Riconteggio del conto corrente
Nel foglio RICONTEGGIO, che è di sola visualizzazione, viene riportato il dettaglio del riconteggio effettuato per ogni
trimestre analizzato.
Riconteggio Conto Corrente
Si noti che per i trimestri per i quali è stato rilevato un tasso di interesse usuraio, il tasso di debito è azzerato.

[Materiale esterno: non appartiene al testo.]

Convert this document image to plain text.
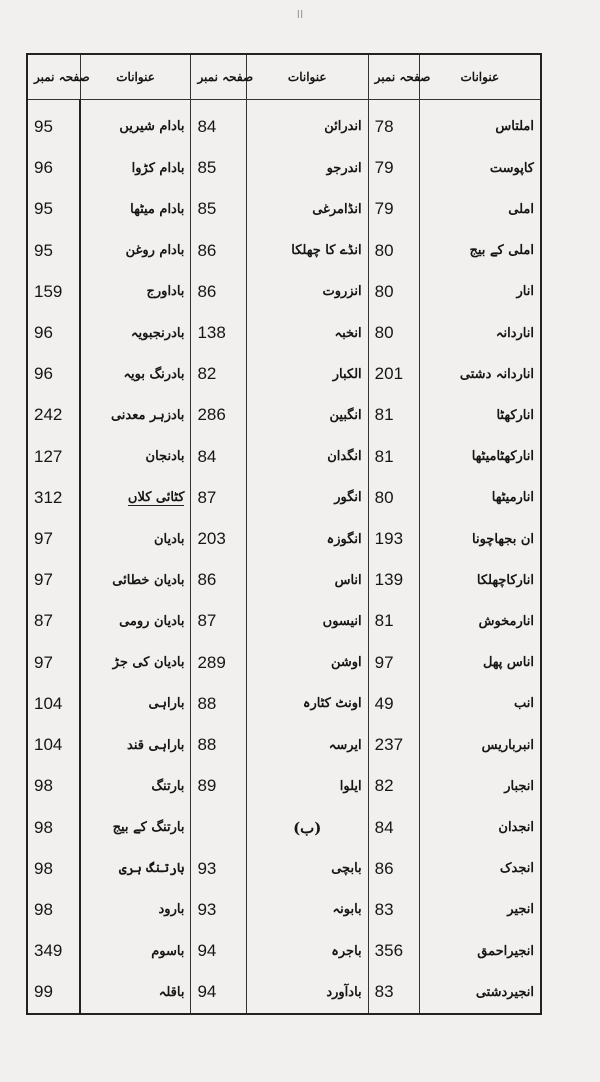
II
صفحہ نمبر	عنوانات	صفحہ نمبر	عنوانات	صفحہ نمبر	عنوانات
95	بادام شیریں	84	اندرائن	78	املتاس
96	بادام کڑوا	85	اندرجو	79	کاپوست
95	بادام میٹھا	85	انڈامرغی	79	املی
95	بادام روغن	86	انڈے کا چھلکا	80	املی کے بیج
159	باداورج	86	انزروت	80	انار
96	بادرنجبویہ	138	انخبہ	80	اناردانہ
96	بادرنگ بویہ	82	الکبار	201	اناردانہ دشتی
242	بادزہر معدنی	286	انگبین	81	انارکھٹا
127	بادنجان	84	انگدان	81	انارکھٹامیٹھا
312	کٹائی کلاں	87	انگور	80	انارمیٹھا
97	بادیان	203	انگوزہ	193	ان بجھاچونا
97	بادیان خطائی	86	اناس	139	انارکاچھلکا
87	بادیان رومی	87	انیسوں	81	انارمخوش
97	بادیان کی جڑ	289	اوشن	97	اناس پھل
104	باراہی	88	اونٹ کٹارہ	49	انب
104	باراہی قند	88	ایرسہ	237	انبرباریس
98	بارتنگ	89	ایلوا	82	انجبار
98	بارتنگ کے بیج		(ب)	84	انجدان
98	بارتنگ ہری	93	بابچی	86	انجدک
98	بارود	93	بابونہ	83	انجیر
349	باسوم	94	باجرہ	356	انجیراحمق
99	باقلہ	94	بادآورد	83	انجیردشتی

Inoltre è possibile visualizzare la differenza tra il saldo della banca e quello ricalcolato per ogni trimestre. Vengono
inoltre riportate nel dettaglio le competenze ricalcolate e quelle capitalizzate sul conto corrente, in relazione alle
impostazioni selezionate per il ricalcolo.
Scarica risultati
Tutti i dati del foglio RICONTEGGIO e del foglio CONTO sono esportabili in formato Excel attraverso la procedura di
scaricamento dei risultati.
Inoltre è possibile generare un report in formato Word in cui viene presentata una pre-analisi del conto corrente,
una lettera preliminare da inviare alla banca e diversi schemi di perizia già pronti, commentati e completi di
inquadramento normativo nonché della descrizione delle tecniche impiegate per l’analisi e il ricalcolo del conto. I
format disponibili sono continuamente aggiornati in relazione all’evoluzione delle normative o in caso vengano
aggiunte funzionalità nuove al software.